FIG. 2 is a schematic elevational view of a portion of the wall 110. The portion illustrated in FIG. 2 includes three courses of logs. An upper course includes logs 210, 220. A middle course includes logs 230, 240. A lower course includes logs 250, 260. Various conventional methods may be used to join the courses of logs 210, 220, 230, 240, 250, 260 together. For example, one embodiment employs a chinking material not only to cause the courses of logs 210, 220, 230, 240, 250, 260 to resist displacement but to decrease the flow of water or air between the courses. Another embodiment calls for flat, concave or channeled surfaces to be formed on adjacent surfaces of the courses of logs 210, 220, 230, 240, 250, 260 to increase the amount of contact surface or cause them to resist displacement by taking advantage of gravity, friction or positive interlocking. A chinking material may be employed in addition to the flat, concave or channeled surfaces, perhaps to provide additional resistance to displacement of the courses and decrease the flow of water or air therebetween. Yet another embodiment employs fasteners such as nails, screws or rods that span multiple courses to hold them together positively. Again, a chinking material may be employed to provide additional resistance to displacement of the courses and decrease the flow of water or air therebetween. Still another embodiment affixes the courses to an adjacent structure, such as a conventional building frame made of milled lumber, using nails, screws, rods or hangers. The courses may thus be regarded as a log veneer.
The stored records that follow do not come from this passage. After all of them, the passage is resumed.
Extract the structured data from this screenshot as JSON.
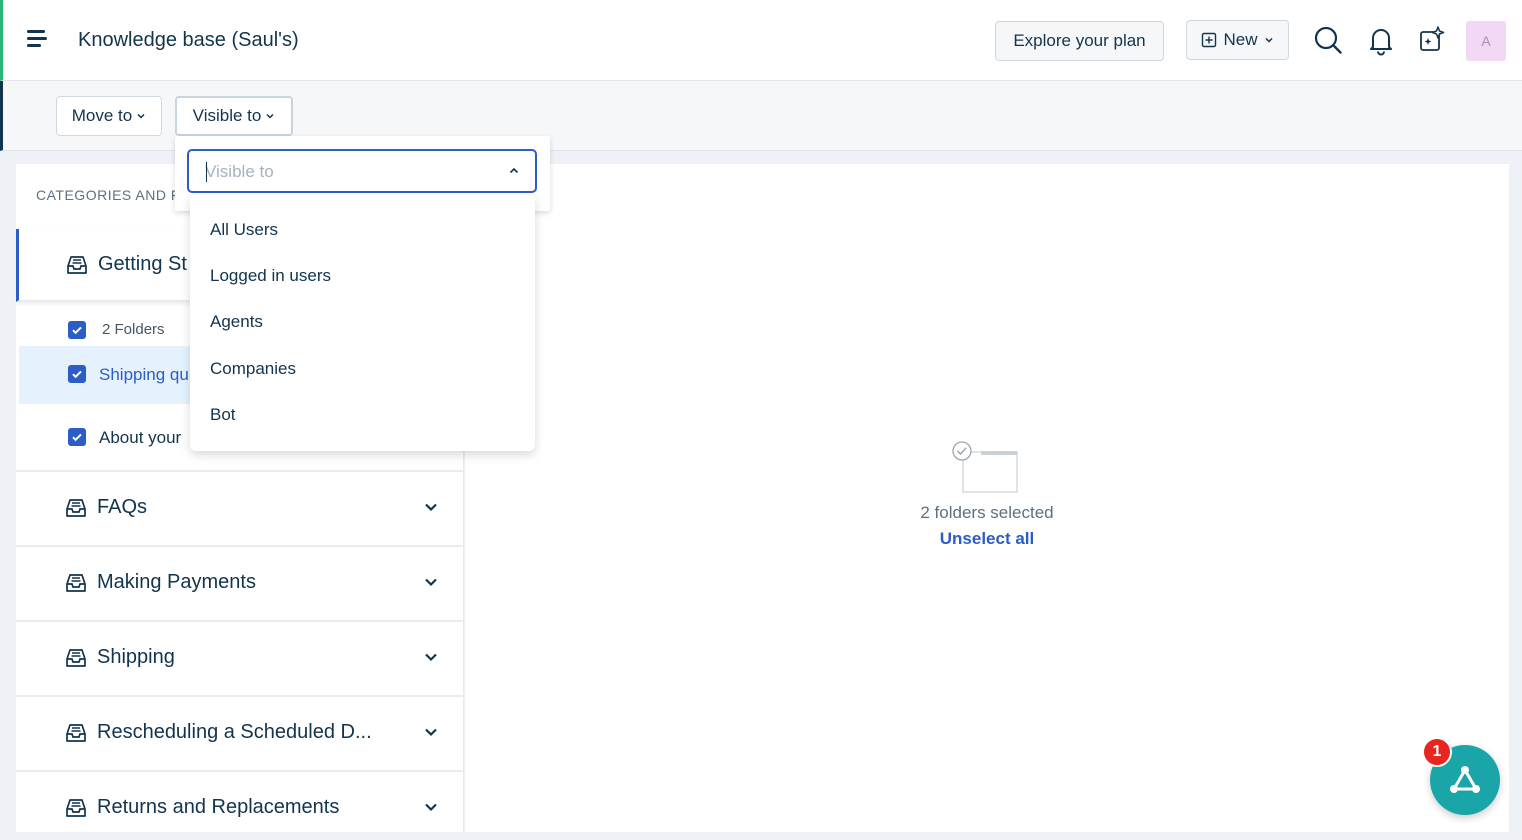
{
  "header": {
    "title": "Knowledge base (Saul's)",
    "explore_label": "Explore your plan",
    "new_label": "New",
    "avatar_initial": "A"
  },
  "toolbar": {
    "move_label": "Move to",
    "visible_label": "Visible to"
  },
  "left_panel": {
    "heading": "CATEGORIES AND F",
    "categories": [
      {
        "label": "Getting St",
        "active": true
      },
      {
        "label": "FAQs"
      },
      {
        "label": "Making Payments"
      },
      {
        "label": "Shipping"
      },
      {
        "label": "Rescheduling a Scheduled D..."
      },
      {
        "label": "Returns and Replacements"
      }
    ],
    "folders_count": "2 Folders",
    "folders": [
      {
        "label": "Shipping qu",
        "checked": true,
        "highlighted": true
      },
      {
        "label": "About your",
        "checked": true
      }
    ]
  },
  "dropdown": {
    "placeholder": "Visible to",
    "options": [
      "All Users",
      "Logged in users",
      "Agents",
      "Companies",
      "Bot"
    ]
  },
  "main": {
    "selected_text": "2 folders selected",
    "unselect_label": "Unselect all"
  },
  "widget": {
    "badge": "1"
  },
  "colors": {
    "accent": "#2c5cc5",
    "brand_green": "#2bb673",
    "widget_teal": "#1aa6a8",
    "badge_red": "#e6261f"
  }
}
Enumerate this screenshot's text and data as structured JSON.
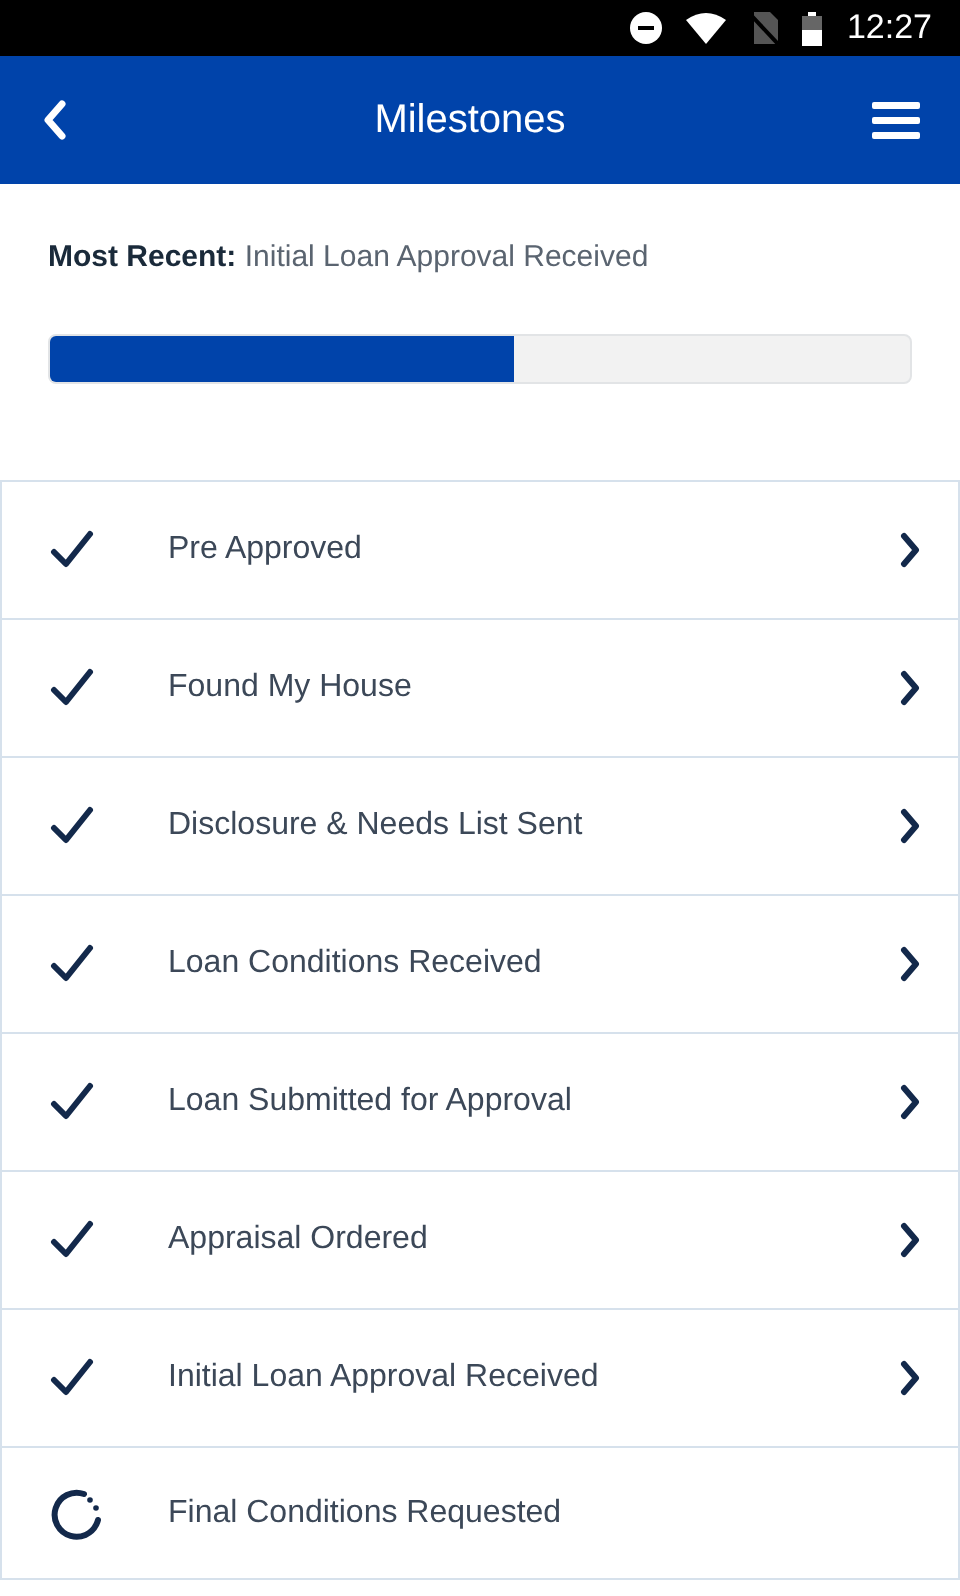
{
  "status_bar": {
    "time": "12:27"
  },
  "header": {
    "title": "Milestones"
  },
  "most_recent": {
    "label": "Most Recent:",
    "value": "Initial Loan Approval Received"
  },
  "progress": {
    "level": 0.54
  },
  "milestones": [
    {
      "label": "Pre Approved",
      "kind": "done"
    },
    {
      "label": "Found My House",
      "kind": "done"
    },
    {
      "label": "Disclosure & Needs List Sent",
      "kind": "done"
    },
    {
      "label": "Loan Conditions Received",
      "kind": "done"
    },
    {
      "label": "Loan Submitted for Approval",
      "kind": "done"
    },
    {
      "label": "Appraisal Ordered",
      "kind": "done"
    },
    {
      "label": "Initial Loan Approval Received",
      "kind": "done"
    },
    {
      "label": "Final Conditions Requested",
      "kind": "pending"
    }
  ]
}
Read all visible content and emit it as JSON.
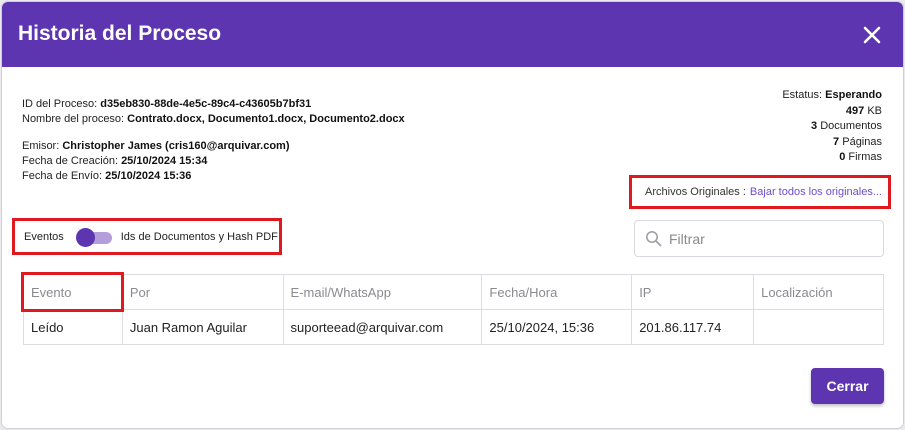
{
  "dialog": {
    "title": "Historia del Proceso",
    "close_icon": "close-icon"
  },
  "info": {
    "id_label": "ID del Proceso:",
    "id_value": "d35eb830-88de-4e5c-89c4-c43605b7bf31",
    "nombre_label": "Nombre del proceso:",
    "nombre_value": "Contrato.docx, Documento1.docx, Documento2.docx",
    "emisor_label": "Emisor:",
    "emisor_value": "Christopher James (cris160@arquivar.com)",
    "creacion_label": "Fecha de Creación:",
    "creacion_value": "25/10/2024 15:34",
    "envio_label": "Fecha de Envío:",
    "envio_value": "25/10/2024 15:36"
  },
  "summary": {
    "estatus_label": "Estatus:",
    "estatus_value": "Esperando",
    "size_value": "497",
    "size_unit": "KB",
    "docs_value": "3",
    "docs_label": "Documentos",
    "pages_value": "7",
    "pages_label": "Páginas",
    "firmas_value": "0",
    "firmas_label": "Firmas"
  },
  "archivos": {
    "label": "Archivos Originales :",
    "link": "Bajar todos los originales..."
  },
  "toggle": {
    "left_label": "Eventos",
    "right_label": "Ids de Documentos y Hash PDF",
    "state": "off"
  },
  "filter": {
    "placeholder": "Filtrar",
    "icon": "search-icon"
  },
  "table": {
    "headers": [
      "Evento",
      "Por",
      "E-mail/WhatsApp",
      "Fecha/Hora",
      "IP",
      "Localización"
    ],
    "rows": [
      [
        "Leído",
        "Juan Ramon Aguilar",
        "suporteead@arquivar.com",
        "25/10/2024, 15:36",
        "201.86.117.74",
        ""
      ]
    ]
  },
  "footer": {
    "cerrar_label": "Cerrar"
  },
  "colors": {
    "brand": "#5e35b1",
    "toggle_track": "#b39ddb",
    "highlight": "#e0191e",
    "link": "#6c4ccf"
  }
}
FIG. 3 is a collection of topside, leftside and rightside plan views and an elevational view of a first embodiment of a log having a durable butt joint constructed according to the principles of the invention. As FIG. 3 shows, a body 310 of the log has a generally circular cross-section.

The body 310 has a first end 320 having an integral tongue 330 projecting therefrom. In the embodiment of FIG. 3, the tongue 330 is formed by removing part of the first end 320 of the body 310. That part is not referenced, because it is missing from FIG. 3; however it lies on either side of the tongue 330. In a more specific embodiment, the tongue 330 is formed by sawing to remove the part of the one end. In one embodiment, the tongue 330 is formed such that the tongue 330 is placed in a vertical orientation when the log is installed as part of a structure. This may be done by defining other features on the body 310 that allows it to fit with logs on adjacent courses (not shown) when correctly oriented. In an alternative embodiment, the tongue 330 is formed such that it is placed at a nonzero angle with respect to the vertical when the log is installed as part of a structure. The tongue 330 may, for example, be oriented at 45° with respect to the vertical. In the embodiment of FIG. 3, the tongue 330 has a generally rectangular cross-section over its length. In an alternative embodiment, the tongue 330 has other than a generally rectangular cross-section over at least part of its length. The latter embodiment accommodates one or more frictional or positive engagement features, such as ramps or ledges (not shown), that tend to retain the tongue 330 within a groove once inserted.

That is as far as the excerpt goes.